🤖 AI Summary
This paper addresses camera motion estimation from two-view 2D point correspondences. Departing from conventional suboptimal formulations based on the essential matrix and epipolar constraints, it directly formulates maximum-likelihood estimation on the SO(3) × S² manifold for rotation and normalized translation. The proposed algorithm is the first to achieve both statistical consistency and asymptotic efficiency—its mean-square error attains the Cramér–Rao lower bound. It combines noise-variance-adaptive initialization, bias correction, and a single-step Gauss–Newton optimization on the manifold, yielding O(n) time complexity. Evaluated on synthetic and real-world datasets with hundreds of point correspondences, the method outperforms state-of-the-art approaches in both accuracy and CPU runtime. Extensive experiments validate its theoretical guarantees and practical efficacy.
📝 Abstract
Given 2D point correspondences between an image pair, inferring the camera motion is a fundamental issue in the computer vision community. The existing works generally set out from the epipolar constraint and estimate the essential matrix, which is not optimal in the maximum likelihood (ML) sense.

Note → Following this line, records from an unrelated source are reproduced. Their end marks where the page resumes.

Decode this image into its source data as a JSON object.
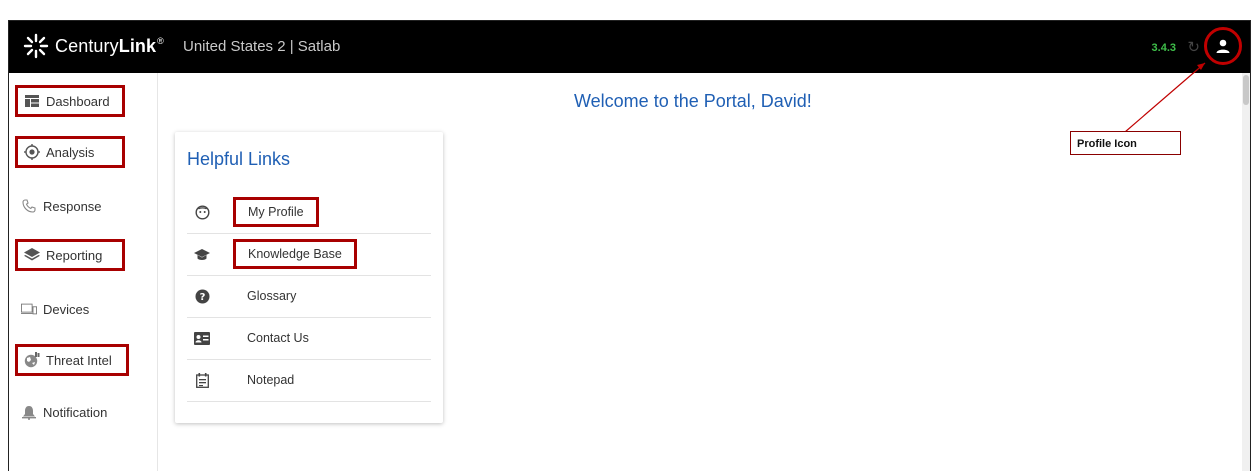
{
  "header": {
    "brand_light": "Century",
    "brand_bold": "Link",
    "brand_tm": "®",
    "subtitle": "United States 2 | Satlab",
    "version": "3.4.3"
  },
  "sidebar": {
    "items": [
      {
        "label": "Dashboard",
        "icon": "dashboard-icon",
        "highlighted": true
      },
      {
        "label": "Analysis",
        "icon": "target-icon",
        "highlighted": true
      },
      {
        "label": "Response",
        "icon": "phone-icon",
        "highlighted": false
      },
      {
        "label": "Reporting",
        "icon": "layers-icon",
        "highlighted": true
      },
      {
        "label": "Devices",
        "icon": "devices-icon",
        "highlighted": false
      },
      {
        "label": "Threat Intel",
        "icon": "globe-icon",
        "highlighted": true
      },
      {
        "label": "Notification",
        "icon": "bell-icon",
        "highlighted": false
      }
    ]
  },
  "main": {
    "welcome": "Welcome to the Portal, David!",
    "helpful_links": {
      "title": "Helpful Links",
      "items": [
        {
          "label": "My Profile",
          "icon": "smiley-icon",
          "highlighted": true
        },
        {
          "label": "Knowledge Base",
          "icon": "graduation-cap-icon",
          "highlighted": true
        },
        {
          "label": "Glossary",
          "icon": "help-circle-icon",
          "highlighted": false
        },
        {
          "label": "Contact Us",
          "icon": "contact-card-icon",
          "highlighted": false
        },
        {
          "label": "Notepad",
          "icon": "notepad-icon",
          "highlighted": false
        }
      ]
    }
  },
  "annotation": {
    "label": "Profile Icon",
    "color": "#c00000"
  },
  "colors": {
    "header_bg": "#000000",
    "version": "#3fbf4a",
    "link_blue": "#1f5fb4",
    "highlight": "#a80000"
  }
}
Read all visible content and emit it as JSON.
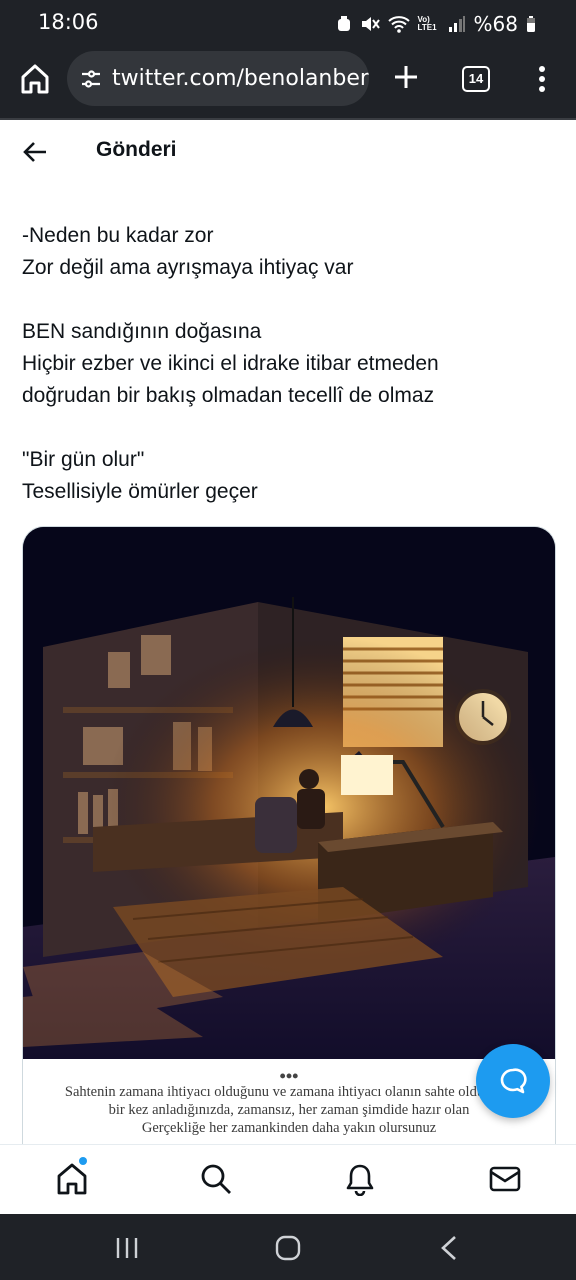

In this paper, we dive into the original measurement model with respect to the rotation matrix and normalized translation vector and formulate the ML problem. We then propose a two-step algorithm to solve it: In the first step, we estimate the variance of measurement noises and devise a consistent estimator based on bias elimination; In the second step, we execute a one-step Gauss-Newton iteration on manifold to refine the consistent estimate. We prove that the proposed estimate owns the same asymptotic statistical properties as the ML estimate: The first is consistency, i.e., the estimate converges to the ground truth as the point number increases; The second is asymptotic efficiency, i.e., the mean squared error of the estimate converges to the theoretical lower bound -- Cramer-Rao bound. In addition, we show that our algorithm has linear time complexity. These appealing characteristics endow our estimator with a great advantage in the case of dense point correspondences. Experiments on both synthetic data and real images demonstrate that when the point number reaches the order of hundreds, our estimator outperforms the state-of-the-art ones in terms of estimation accuracy and CPU time.